Thursday, 5 August 2010

The genius of Please Please Please Let Me Get What I Want

Morrissey was a hero to most but he don’t mean shit to me. Chuck D said that. Its on an unreleased song though, you won’t have heard it, its dead rare.

Although I can take or leave the North Western divas flouncing and utterly high opinion of himself, he has always been around and featured in some way throughout my life, if it wasn’t friends that in the normal run of things would be described as resolutely heterosexual only to turn into Monty Pythons camp soldiers at the merest mention of him, if it wasn’t them it was girlfriends, girlfriends and a wife that would have and would dump me given the word by the bequiffed one. For me he was just there, he did that music but it was all a bit, merely OK.

One song though has been a constant companion over the years, its a song that was was and is omnipresent, that separated the boys from the men in The smiths canon of work and still haunts me today.

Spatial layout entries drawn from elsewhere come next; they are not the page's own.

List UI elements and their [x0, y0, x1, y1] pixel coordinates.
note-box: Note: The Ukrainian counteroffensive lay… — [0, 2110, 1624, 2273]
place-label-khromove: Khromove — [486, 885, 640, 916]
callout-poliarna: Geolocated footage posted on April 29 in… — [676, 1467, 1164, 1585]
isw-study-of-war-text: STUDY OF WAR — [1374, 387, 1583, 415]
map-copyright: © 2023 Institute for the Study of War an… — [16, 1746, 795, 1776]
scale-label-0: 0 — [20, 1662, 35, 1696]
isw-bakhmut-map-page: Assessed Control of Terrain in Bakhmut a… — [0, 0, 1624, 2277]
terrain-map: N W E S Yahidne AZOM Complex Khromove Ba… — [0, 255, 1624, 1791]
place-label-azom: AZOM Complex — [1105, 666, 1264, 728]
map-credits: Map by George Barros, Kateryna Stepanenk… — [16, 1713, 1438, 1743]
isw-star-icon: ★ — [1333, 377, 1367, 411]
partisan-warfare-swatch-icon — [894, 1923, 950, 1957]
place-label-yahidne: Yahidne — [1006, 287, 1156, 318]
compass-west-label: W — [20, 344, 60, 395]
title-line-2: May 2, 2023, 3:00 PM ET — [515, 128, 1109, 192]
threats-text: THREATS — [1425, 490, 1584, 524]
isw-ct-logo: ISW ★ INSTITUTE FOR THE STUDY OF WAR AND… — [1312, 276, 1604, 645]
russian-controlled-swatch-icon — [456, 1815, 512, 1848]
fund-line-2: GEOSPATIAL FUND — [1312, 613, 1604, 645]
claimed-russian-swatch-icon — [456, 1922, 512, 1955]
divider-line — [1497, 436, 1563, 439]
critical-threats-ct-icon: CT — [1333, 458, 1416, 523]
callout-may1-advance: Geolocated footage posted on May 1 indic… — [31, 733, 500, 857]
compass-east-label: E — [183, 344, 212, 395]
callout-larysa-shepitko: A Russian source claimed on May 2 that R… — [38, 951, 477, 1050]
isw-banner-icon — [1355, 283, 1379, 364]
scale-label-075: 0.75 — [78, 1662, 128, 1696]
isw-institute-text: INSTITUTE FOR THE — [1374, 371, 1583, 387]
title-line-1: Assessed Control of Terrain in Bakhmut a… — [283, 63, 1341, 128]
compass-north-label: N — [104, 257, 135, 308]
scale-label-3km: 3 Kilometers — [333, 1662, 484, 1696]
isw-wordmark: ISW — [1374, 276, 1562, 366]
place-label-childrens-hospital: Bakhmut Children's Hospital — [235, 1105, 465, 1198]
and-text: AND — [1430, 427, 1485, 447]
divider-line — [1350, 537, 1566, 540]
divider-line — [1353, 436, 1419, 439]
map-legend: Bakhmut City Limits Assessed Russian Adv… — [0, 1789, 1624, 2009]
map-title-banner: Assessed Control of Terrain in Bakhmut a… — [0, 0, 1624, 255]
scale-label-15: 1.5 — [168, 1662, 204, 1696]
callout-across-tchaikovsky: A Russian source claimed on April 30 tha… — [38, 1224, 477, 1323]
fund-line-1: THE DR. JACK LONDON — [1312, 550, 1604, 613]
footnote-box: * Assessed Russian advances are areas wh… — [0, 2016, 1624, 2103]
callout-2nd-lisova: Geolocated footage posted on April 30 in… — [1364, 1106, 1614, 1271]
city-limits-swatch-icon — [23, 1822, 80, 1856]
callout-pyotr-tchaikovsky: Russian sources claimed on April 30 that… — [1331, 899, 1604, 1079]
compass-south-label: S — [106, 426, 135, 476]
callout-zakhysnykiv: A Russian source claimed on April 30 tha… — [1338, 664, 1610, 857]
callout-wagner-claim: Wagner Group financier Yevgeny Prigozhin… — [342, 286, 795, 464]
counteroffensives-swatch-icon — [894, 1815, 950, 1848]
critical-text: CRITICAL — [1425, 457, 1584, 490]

Please Please Please Let Me Get What I Want.

At some point in the mid eighties a friend played me Hatful of Hollow, I say played, he played it at me, he made me listen to it and I guess if it was released now with a title such as The Smiths Greatest Hits Volume 1, no one would deny that wasn’t so, If it is your thing its possibly one of if not the greatest albums ever made. Wikipedia informs me that in 2000 it was considered to be the 44th of all time. Wowsers, THATS good. Mid eighties me though kept looking at his watch and muttering under his breath. Till the end that is, then coming in all different, all beautiful, all gorgeous and utterly different was Please Please Please Let Me Get What I Want. In all its sub 2 minute lovliness.

Please Please Please Let Me Get What I Want by The Smiths

The song saunters in, gives the briefest of hello’s and then buggers off again with nary a bye nor leave, it is, to quote John Peel, short to the point of abruptness. It was long enough to sear an impression though, and the impression was indelibly seared. So much so that I made it my next move to hurry back for The A Team and forget about the song for a year or two.

Fast forward to Christmas 1985 and Barry Norman is giving us his run down of the films of the year, usual twaddle, foreign language I will be bound but at the end he dangles a carrot of what is to come in 1986, as the credits roll he plays the Twist and Shout scene from the fantastic Ferris Buellers Day Off. A film that I had to see, and did see as soon as Shrewsbury’s cinema was ready to show it. I adored that film and then during a scene at a museum, perhaps at the point where Sloane realises that she loves Ferris, then the sound of Please Please Please Let Me Get What I Want their instrumental version fills the scene, but at the hands of The Dream Academy. Time has shown me that Life In A Northern Town is a great song, but what they put into The Smiths track was sublime, beautiful and perfection between soundtrack and scene. I had to buy that. I still own that 7” and if grooves could talk it would tell you that it was and possibly is my most played 7”, either that or Wig Wam Bam by The Sweet (what can I say I worked at Butlins for 7 years, it was a popular party dance tune).

Please Please Please Let Me Get What I Want by The Dream Academy.

Time moves on and with time comes compilation tapes, the maker and the receiver. The thing with compilation tapes, mixtapes is that that little bit at the end of track 13 or 14 needs filling or you have either half a song or a minute or two of nothing. There is only one song that is happy to fit that and that is Please Please Please Let Me Get What I Want, be it The Smiths version, The Dream Academy’s version, Deftones version or of late OK Go’s version or the fantastic Decemberists and their version. Covered by many, end of side two mixtape for all.

Please Please Please Let Me Get What I Want by She and Him.

These days it has popped up on the 500 Days of Summer soundtrack in two guises, the faultless original and the magnificent cover performed by Zooey Deschanel and M Ward as She and Him. The song is always there, always about, ubiquitous and it needs to be. For all of the dross Morrissey and The Smiths have produced over the years, his flirtations and mistakes, Please Please Please Let Me Get What I Want remains perfect.